How to become the healthiest version of yourself?

In one of his books Tim Ferris mentioned that he makes notes about his daily life all the time. Whenever he wants to look like he did at a certain point in time he opens up his notebook and starts doing what he did then. 

Cassey Ho has conducted a similar experiment. She decided that for 90 days she’ll experiment and record everything about her routine and nutrition to find the ultimate lifetime diet suited to her. This included experimenting with finding food intolerances and the optimal way to eat and train. 

Throughout the quarantine this is exactly what I was doing. Having too much time on my hands made it easy to say ‘no dairy for a week’ or pour through books to find out where I might be deficient in nutrients.

Cassey Ho’s example

The Results

Some of my theories will have to be confirmed with a doctor, but even finding out about some food intolerances was extremely helpful. If I have A1 dairy I end up bloated and more sensitive to allergens like dust and certain other foods. There’s evidence that this can be common, but how will you know if you don’t try? 

Another thing I confirmed yet again is quick muscle gain if I do strength training. I wrote about this here. Combined with a bit too much food it also helped grow the fat muscle 😂

The quarantine was/is a good opportunity to try out different things. But it’s also great to try and live according to your findings. 

Whether you want to cut out caffeine, dairy, gluten, salt or anything else for a week can you imagine doing it when you’re rushing between work and training? Or maybe you want to add a new habit to your routine? 

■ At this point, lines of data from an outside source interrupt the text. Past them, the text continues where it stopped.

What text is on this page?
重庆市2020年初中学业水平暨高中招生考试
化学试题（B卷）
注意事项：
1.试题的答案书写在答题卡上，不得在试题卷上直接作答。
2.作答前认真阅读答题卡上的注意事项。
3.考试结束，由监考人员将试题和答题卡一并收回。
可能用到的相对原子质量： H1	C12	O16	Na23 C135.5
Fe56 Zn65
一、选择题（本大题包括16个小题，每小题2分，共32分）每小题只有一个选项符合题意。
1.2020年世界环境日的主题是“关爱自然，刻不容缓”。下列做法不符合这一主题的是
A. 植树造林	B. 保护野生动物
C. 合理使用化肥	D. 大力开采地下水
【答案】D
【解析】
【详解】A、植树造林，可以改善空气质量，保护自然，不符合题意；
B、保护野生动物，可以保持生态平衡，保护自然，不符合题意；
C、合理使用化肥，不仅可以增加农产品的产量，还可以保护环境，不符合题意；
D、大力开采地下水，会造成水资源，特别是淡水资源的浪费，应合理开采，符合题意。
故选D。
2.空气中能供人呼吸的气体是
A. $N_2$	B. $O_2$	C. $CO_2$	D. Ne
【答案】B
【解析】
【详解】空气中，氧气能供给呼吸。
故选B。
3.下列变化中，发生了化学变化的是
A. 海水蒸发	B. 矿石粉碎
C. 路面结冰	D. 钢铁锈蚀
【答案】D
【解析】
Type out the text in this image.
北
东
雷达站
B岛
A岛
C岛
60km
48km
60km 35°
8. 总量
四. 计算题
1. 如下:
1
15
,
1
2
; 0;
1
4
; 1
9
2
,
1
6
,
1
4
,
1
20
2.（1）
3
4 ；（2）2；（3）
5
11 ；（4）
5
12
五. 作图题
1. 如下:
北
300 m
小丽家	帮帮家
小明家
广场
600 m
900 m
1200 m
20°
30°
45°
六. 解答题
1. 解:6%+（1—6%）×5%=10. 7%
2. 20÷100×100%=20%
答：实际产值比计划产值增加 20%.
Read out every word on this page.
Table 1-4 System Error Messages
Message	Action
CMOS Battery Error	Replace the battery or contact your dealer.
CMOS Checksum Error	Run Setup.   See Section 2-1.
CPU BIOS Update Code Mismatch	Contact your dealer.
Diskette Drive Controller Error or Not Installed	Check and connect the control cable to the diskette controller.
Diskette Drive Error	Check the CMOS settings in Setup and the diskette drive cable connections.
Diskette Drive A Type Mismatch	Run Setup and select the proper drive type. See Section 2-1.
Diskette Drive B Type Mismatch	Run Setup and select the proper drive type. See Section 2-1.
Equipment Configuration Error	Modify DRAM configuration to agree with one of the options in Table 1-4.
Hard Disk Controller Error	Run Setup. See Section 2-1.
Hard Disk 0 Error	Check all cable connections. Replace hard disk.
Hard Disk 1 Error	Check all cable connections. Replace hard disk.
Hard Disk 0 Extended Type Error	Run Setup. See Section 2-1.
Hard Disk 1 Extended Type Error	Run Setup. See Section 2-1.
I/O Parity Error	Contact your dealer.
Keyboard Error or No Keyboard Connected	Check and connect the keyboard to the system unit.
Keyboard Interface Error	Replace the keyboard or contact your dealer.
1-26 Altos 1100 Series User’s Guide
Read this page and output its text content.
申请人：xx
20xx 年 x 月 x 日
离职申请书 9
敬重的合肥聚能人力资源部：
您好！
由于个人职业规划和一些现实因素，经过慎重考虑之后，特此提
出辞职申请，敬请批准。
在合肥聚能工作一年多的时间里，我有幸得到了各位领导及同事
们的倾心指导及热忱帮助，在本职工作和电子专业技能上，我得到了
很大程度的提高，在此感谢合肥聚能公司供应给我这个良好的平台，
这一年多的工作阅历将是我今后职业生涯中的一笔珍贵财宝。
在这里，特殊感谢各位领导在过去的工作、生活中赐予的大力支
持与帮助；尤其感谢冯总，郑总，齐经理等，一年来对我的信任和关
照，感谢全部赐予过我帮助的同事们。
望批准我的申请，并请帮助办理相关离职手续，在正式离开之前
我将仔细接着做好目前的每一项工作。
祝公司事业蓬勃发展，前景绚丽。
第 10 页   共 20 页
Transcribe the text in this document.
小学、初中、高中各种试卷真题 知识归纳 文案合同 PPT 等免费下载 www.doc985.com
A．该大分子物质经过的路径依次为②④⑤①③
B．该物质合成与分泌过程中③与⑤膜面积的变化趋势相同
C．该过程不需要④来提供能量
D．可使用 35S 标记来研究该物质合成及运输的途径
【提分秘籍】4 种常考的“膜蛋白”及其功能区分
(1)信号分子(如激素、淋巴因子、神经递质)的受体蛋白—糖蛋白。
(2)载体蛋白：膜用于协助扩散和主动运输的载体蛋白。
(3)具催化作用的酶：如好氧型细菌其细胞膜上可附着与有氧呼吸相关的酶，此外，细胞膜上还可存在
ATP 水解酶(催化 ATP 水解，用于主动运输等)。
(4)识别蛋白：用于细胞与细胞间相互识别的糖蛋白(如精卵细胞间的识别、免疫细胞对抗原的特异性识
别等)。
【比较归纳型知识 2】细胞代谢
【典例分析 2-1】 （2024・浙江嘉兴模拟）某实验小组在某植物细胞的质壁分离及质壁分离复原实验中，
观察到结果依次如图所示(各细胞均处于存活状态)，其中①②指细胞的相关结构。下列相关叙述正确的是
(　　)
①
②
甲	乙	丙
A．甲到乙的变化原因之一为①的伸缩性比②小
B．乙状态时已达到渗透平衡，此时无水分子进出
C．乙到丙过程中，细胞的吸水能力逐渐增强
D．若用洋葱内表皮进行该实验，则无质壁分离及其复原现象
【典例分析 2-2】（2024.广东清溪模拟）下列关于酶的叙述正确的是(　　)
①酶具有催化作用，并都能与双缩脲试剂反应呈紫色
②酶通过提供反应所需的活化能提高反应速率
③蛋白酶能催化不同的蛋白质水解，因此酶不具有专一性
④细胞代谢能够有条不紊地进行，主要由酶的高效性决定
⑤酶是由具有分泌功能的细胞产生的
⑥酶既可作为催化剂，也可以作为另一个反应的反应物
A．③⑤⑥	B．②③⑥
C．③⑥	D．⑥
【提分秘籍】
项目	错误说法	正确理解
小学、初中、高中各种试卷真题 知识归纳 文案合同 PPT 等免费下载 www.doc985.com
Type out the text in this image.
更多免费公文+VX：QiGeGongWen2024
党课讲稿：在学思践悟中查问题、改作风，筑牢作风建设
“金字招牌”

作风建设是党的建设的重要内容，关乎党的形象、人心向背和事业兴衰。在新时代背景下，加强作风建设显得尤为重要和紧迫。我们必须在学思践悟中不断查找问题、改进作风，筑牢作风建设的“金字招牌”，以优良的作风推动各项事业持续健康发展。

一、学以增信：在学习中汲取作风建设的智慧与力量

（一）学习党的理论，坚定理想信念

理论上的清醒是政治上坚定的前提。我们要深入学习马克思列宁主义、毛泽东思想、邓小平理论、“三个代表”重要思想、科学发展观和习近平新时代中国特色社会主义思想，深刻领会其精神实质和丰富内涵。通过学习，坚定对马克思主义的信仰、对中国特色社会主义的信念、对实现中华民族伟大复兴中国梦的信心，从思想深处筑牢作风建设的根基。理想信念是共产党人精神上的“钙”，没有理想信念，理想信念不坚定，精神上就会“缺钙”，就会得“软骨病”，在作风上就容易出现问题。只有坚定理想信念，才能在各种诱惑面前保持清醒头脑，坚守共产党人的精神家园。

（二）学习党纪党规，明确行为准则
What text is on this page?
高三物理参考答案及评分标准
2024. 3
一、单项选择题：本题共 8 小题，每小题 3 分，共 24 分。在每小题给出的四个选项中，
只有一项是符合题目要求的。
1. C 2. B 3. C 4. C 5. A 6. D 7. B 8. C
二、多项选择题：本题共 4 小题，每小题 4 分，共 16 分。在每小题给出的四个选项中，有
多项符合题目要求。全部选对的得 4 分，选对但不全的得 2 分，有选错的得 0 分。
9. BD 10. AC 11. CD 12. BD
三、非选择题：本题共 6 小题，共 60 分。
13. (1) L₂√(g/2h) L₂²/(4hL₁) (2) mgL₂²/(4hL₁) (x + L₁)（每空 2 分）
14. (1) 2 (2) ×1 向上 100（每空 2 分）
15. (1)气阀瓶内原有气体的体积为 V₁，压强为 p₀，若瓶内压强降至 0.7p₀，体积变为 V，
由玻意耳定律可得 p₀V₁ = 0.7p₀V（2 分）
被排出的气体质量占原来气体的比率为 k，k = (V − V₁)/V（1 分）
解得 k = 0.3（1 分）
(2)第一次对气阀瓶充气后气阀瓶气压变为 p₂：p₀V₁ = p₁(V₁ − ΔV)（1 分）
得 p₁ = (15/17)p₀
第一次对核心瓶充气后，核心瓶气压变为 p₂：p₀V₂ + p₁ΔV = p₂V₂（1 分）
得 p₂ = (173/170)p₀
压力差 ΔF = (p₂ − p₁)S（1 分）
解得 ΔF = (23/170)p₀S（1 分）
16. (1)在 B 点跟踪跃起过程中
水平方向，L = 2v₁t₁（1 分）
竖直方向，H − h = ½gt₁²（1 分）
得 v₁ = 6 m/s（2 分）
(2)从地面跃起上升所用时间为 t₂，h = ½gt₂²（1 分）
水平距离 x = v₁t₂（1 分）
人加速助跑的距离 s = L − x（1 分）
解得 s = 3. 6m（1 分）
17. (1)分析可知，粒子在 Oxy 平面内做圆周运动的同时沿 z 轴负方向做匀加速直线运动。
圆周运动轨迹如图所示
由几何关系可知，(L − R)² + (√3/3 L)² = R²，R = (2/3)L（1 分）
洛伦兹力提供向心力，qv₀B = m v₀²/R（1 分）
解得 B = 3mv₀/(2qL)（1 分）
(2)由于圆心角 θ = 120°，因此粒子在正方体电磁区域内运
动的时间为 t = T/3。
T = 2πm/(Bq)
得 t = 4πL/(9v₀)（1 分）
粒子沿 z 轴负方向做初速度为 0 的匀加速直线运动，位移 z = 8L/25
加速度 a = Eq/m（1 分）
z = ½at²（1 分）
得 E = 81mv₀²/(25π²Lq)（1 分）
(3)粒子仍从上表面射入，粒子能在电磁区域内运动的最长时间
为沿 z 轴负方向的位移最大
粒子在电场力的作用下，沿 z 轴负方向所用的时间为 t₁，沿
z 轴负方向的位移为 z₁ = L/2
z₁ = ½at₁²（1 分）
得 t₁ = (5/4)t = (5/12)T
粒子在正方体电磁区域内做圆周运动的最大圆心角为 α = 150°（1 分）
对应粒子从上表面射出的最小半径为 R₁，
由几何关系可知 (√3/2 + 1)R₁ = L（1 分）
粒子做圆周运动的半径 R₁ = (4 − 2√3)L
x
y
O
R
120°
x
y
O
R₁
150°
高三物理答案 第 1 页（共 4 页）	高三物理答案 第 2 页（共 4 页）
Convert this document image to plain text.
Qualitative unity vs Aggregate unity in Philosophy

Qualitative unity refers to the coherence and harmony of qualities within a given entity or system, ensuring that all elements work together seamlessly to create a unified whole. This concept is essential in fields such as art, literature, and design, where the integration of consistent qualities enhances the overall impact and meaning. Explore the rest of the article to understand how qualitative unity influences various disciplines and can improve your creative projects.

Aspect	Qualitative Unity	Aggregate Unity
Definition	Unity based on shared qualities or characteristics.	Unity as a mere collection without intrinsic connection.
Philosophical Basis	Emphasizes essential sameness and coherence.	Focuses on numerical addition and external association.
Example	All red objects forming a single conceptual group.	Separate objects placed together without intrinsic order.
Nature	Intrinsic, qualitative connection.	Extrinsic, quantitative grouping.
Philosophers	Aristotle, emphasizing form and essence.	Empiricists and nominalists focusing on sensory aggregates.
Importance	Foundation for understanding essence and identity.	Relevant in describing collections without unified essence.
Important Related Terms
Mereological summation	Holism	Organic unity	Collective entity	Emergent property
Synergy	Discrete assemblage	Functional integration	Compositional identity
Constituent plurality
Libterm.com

It can be done, but I failed most times when I tried this without devoting enough time to it. Making these changes now will set up the new defaults and it won’t be as hard to follow the new guidelines when everything goes back to normal. 

There’s no difference in how I look in these, but there’s a massive difference in how I felt. Clockwise from top left: overtrained and about to get injured; weight cut to 47 kg, feeling horrible; on holiday, not training, just walking loads; training a lot, but not overtraining, eating well, feeling great. Being able to feel every day like I did in the last picture is the goal.

Why is it worth doing? 

A countless number of factors can influence how your body reacts to foods, chemicals or supplements and how it functions without them. 

If you were lucky enough to find the way of life that makes you feel incredible – that’s great. I know I haven’t and if you want to figure out what works best for you we have to take matters into our own hands. 

Eating and exercising in a way that’s optimal for you will not only make you feel (and look) amazing. Maintaining a healthy body maximises your chances of living your best life for much longer. Tiny irritations caused by minor intolerances accrue over time and can have dangerous effects such as higher risk of dementia.

So take as many gym selfies as you want, monitor the changes in your diet and training and feel amazing. 

If you don’t get why it’s a big deal to avoid stuff you’re intolerant to or if you want to get started with optimising your lifestyle check out these books. 

Nigma Talib ‘Younger Skin Starts in the Gut’ – Regardless of whether you care about what your skin looks like or not, this book is an excellent introduction to food sensitivities and explains why they are so important. In short, how to try and not get dementia.

Jonny Bowden ‘The Most Effective Ways to Live Longer’ – A little bit of shock therapy, but it also offers a practical approach.